The performances are shockingly good here, Jesse Eisenberg makes the case that he does Michael Cera BETTER than Michael Cera. Kristen Stewart actually smiles (!) quite a bit in this movie, and I forgot she spends her day job staring longingly into the eyes of Robert Pattinson. Ryan Reynolds plays the maintenance man at Adventureland, and while this performance is hardly a revelations it has him playing a normal person. In most other movies his role would be that of a pure villain, but here he’s just a guy. A sleazy one, but not necessarily a receptacle for audience hatred. Martin Starr (Freaks and Geeks, Party Down) gives the best supporting performance as Joel, the owner of a Russian literature degree. Also notable are the performances of Bill Hader and Kristen Wiig as the husband and wife team who manage Adventureland. They always get a laugh, but sometimes the movie relies on them a little too much for humor, occasionally when the movie doesn’t need it. They’re a little too wacky to inhabit the relatively realistic world around them.

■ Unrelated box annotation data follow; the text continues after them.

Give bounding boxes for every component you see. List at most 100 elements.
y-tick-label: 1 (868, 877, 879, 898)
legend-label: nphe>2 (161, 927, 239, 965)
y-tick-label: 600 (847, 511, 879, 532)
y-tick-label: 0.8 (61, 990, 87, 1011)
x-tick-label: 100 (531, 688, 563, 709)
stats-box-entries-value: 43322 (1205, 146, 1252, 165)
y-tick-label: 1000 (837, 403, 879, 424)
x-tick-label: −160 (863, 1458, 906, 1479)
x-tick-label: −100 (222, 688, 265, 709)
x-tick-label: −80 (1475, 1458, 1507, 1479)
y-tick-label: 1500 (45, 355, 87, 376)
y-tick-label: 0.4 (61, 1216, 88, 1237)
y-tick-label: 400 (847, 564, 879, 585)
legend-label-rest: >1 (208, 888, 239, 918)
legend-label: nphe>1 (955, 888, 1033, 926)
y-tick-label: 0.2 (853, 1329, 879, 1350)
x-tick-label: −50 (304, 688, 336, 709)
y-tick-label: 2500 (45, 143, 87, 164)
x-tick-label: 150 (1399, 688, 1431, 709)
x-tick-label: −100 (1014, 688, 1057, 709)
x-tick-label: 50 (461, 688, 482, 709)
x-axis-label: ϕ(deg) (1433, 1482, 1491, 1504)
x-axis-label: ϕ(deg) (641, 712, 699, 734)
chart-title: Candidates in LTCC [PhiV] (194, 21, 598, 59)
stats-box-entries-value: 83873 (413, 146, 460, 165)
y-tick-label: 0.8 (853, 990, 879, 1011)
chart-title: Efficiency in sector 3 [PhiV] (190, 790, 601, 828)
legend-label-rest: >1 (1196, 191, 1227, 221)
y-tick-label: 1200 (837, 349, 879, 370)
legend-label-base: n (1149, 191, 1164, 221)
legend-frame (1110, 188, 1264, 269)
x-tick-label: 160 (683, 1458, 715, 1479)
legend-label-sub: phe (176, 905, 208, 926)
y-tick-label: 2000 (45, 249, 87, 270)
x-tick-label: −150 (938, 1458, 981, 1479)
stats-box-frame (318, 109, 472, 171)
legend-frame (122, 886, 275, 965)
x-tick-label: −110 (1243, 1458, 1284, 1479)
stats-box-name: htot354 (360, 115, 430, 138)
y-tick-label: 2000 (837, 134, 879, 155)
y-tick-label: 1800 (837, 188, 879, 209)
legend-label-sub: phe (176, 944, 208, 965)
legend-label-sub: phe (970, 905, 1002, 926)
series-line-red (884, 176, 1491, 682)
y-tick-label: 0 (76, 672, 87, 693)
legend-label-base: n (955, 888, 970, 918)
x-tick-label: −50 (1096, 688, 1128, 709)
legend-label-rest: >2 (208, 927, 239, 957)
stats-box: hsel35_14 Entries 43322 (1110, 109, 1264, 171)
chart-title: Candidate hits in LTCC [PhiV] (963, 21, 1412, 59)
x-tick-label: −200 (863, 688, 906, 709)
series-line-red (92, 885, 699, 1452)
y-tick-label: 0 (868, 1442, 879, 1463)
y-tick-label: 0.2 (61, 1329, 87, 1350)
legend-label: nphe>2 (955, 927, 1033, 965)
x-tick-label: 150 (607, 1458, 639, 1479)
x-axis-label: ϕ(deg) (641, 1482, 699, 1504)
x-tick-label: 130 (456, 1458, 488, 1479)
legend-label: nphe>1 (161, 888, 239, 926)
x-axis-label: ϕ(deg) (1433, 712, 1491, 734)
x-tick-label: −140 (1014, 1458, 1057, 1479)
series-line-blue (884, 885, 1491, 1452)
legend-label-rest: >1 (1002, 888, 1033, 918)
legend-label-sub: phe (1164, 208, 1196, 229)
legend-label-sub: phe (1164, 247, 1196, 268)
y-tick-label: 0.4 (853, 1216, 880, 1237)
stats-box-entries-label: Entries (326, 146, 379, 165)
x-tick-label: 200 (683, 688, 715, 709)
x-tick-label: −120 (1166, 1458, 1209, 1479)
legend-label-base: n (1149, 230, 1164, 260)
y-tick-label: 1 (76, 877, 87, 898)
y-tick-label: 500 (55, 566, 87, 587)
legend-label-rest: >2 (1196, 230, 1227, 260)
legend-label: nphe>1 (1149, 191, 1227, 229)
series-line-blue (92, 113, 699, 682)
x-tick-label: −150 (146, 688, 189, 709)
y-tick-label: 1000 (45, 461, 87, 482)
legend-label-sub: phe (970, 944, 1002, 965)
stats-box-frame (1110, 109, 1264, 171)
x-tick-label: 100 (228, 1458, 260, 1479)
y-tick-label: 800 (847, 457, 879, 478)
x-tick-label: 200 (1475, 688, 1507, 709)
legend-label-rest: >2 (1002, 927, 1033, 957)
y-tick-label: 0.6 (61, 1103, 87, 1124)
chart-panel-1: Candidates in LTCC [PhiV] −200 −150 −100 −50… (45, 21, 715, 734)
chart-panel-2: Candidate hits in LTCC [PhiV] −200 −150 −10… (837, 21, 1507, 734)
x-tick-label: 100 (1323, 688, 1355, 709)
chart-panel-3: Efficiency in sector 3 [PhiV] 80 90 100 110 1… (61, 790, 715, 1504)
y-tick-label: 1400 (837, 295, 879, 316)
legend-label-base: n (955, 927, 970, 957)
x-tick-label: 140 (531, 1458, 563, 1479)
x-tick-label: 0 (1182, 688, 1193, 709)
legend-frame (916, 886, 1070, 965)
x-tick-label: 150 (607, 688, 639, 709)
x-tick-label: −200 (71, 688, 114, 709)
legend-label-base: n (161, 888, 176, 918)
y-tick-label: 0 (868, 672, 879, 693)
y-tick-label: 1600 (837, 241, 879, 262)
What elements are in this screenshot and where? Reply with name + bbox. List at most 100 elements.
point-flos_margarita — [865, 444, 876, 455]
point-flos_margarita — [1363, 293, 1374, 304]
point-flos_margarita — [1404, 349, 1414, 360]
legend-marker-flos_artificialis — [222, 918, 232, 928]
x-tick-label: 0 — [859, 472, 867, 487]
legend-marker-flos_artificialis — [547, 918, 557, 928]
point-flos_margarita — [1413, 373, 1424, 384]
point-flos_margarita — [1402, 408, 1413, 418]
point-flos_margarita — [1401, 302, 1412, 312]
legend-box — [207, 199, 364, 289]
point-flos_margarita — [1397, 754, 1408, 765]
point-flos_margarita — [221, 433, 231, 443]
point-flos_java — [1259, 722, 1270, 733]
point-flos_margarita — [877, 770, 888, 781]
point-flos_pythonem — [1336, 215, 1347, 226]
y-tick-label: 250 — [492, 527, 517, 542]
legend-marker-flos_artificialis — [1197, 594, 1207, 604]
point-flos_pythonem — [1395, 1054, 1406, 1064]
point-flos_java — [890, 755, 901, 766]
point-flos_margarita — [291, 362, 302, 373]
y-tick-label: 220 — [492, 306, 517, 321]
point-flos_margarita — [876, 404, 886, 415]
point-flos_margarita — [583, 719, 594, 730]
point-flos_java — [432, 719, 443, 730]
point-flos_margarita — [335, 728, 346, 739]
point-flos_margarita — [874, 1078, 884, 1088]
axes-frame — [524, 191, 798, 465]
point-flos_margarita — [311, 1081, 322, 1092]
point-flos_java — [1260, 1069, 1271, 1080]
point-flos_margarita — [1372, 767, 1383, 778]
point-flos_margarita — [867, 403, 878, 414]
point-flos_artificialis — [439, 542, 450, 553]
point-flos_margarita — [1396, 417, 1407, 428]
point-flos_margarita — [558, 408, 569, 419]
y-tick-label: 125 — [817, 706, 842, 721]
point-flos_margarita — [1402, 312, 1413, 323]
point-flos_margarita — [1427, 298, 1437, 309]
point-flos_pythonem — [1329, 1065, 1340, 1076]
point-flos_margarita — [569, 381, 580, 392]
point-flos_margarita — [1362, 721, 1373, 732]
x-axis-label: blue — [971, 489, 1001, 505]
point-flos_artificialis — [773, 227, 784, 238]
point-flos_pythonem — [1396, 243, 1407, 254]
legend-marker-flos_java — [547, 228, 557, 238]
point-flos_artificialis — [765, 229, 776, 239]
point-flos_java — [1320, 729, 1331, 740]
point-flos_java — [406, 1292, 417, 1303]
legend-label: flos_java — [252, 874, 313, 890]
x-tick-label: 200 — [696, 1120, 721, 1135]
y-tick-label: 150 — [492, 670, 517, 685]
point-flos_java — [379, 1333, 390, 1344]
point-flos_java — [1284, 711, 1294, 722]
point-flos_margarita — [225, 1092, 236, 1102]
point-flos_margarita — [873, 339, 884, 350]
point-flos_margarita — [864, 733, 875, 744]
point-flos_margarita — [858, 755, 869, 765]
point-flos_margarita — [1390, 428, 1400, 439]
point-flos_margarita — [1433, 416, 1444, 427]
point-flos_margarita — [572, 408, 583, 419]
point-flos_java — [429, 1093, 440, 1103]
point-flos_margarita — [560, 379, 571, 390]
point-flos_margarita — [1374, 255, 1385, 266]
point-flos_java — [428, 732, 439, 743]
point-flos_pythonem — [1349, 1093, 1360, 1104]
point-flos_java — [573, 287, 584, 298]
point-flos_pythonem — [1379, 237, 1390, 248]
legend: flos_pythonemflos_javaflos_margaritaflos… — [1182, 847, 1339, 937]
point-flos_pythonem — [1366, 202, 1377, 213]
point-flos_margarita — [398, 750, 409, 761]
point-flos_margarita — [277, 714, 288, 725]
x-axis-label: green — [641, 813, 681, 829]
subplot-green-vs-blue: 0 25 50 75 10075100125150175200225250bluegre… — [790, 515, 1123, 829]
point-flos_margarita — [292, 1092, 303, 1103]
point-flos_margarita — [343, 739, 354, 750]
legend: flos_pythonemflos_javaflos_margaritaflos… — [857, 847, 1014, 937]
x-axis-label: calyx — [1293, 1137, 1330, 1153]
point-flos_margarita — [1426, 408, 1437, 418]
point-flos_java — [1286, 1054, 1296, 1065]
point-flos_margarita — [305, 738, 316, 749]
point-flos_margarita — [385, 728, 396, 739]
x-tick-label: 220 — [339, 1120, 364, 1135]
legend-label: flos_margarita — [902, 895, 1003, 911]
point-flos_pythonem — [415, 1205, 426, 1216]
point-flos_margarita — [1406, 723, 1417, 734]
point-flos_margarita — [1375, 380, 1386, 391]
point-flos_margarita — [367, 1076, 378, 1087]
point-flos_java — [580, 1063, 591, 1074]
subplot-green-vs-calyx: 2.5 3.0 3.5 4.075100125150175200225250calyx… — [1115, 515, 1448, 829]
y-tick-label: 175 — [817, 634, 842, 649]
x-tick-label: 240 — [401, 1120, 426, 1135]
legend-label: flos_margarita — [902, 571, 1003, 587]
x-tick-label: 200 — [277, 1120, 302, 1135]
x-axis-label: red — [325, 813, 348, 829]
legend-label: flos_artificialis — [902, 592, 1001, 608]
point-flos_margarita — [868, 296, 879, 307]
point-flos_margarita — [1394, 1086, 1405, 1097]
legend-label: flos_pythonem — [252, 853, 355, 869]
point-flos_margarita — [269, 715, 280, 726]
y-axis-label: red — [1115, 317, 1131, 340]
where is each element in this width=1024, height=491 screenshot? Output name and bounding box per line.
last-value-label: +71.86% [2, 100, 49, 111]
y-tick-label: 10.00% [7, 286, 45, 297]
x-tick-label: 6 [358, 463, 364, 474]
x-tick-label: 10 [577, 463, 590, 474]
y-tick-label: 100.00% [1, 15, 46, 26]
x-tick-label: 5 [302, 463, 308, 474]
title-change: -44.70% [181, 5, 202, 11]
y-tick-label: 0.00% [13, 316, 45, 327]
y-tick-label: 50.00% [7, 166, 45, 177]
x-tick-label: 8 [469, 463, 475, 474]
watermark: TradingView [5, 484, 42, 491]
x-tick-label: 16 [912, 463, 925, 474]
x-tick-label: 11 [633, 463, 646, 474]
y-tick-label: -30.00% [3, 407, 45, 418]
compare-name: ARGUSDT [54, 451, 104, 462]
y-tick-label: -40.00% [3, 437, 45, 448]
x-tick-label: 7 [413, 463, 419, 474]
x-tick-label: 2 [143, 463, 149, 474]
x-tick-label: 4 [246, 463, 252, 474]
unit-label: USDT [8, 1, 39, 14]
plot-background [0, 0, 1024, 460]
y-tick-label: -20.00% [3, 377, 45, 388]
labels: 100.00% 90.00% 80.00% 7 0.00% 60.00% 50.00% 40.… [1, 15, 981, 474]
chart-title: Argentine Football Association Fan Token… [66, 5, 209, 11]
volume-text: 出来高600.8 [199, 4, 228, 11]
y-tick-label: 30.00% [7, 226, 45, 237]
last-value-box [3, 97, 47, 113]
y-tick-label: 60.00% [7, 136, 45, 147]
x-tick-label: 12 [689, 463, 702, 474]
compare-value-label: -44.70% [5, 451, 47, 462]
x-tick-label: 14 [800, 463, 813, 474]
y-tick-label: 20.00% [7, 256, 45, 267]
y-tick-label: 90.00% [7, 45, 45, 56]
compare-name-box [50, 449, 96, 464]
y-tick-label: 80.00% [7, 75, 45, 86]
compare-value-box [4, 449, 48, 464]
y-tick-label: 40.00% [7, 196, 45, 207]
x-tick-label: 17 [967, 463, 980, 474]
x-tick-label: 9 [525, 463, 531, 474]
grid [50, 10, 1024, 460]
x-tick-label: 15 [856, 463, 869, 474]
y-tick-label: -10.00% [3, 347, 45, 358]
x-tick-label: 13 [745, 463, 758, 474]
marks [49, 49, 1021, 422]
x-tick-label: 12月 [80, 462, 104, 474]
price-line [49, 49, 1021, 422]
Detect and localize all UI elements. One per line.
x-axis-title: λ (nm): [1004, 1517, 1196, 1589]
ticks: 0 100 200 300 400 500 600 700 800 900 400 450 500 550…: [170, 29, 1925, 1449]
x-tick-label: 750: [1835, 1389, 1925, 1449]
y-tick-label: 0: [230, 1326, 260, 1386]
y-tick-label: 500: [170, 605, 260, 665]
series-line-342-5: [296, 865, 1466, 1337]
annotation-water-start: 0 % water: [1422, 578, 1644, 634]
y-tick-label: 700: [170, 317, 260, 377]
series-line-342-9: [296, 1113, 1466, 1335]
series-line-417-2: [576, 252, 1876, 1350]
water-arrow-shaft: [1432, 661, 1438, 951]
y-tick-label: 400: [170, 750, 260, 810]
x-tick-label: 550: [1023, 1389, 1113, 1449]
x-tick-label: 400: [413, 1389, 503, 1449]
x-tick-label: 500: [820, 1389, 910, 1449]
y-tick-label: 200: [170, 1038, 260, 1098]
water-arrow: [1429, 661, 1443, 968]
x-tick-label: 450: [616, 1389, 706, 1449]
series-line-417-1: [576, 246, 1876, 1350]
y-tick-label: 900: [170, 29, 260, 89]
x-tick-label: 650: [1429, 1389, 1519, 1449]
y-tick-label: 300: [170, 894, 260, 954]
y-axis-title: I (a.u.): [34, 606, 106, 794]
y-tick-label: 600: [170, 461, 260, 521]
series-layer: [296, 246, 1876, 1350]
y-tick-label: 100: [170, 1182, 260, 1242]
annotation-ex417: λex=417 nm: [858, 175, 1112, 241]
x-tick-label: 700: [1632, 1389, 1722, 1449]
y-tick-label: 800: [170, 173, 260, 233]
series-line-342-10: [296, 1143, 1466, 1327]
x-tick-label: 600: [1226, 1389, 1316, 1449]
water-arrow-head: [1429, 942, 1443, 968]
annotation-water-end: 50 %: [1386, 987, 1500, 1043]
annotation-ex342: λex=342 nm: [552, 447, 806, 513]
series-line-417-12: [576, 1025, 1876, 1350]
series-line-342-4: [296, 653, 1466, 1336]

This brings us to the creative side of the film, and the screenplay by Greg Mottola, his first, is better at capturing ordinary conversation than at creating humor. I doubt he wrote a lot of the scenes with Hader and Wiig. He does, however, create a real honesty about the behavior of the characters. It might serve him better to go a dramatic route in the future, as it’s these moments when the film feels more authentic. This is strange, as his past directorial work includes a few episodes of Arrested Development, and the brilliant Superbad. In fact, I am convinced he is the sole reason Superbad even works at an emotional level. Seth Rogen and Evan Goldberg don’t strike me as the type. Mottola’s direction here is great as well, capturing the 80’s without turning it into a vision in bright colors. This universe doesn’t look too different from modern day, and the use of the “killer music” is actually quite impressive.

By the end of the film I was rooting for the characters, and that is saying something considering my feelings going in. There is a warmth to this movie not hinted at by the obnoxious colors and lettering on the DVD cover. I barely laughed at this movie, but these characters felt honest to me. It’s obvious this was a very personal project for Mottola, and it comes out feeling as such. It doesn’t cut particularly deep, but as the portrait of a summer in the life of a young man stuck somewhere he doesn’t want to be, it’s reasonably impressive. Just throw away the cover.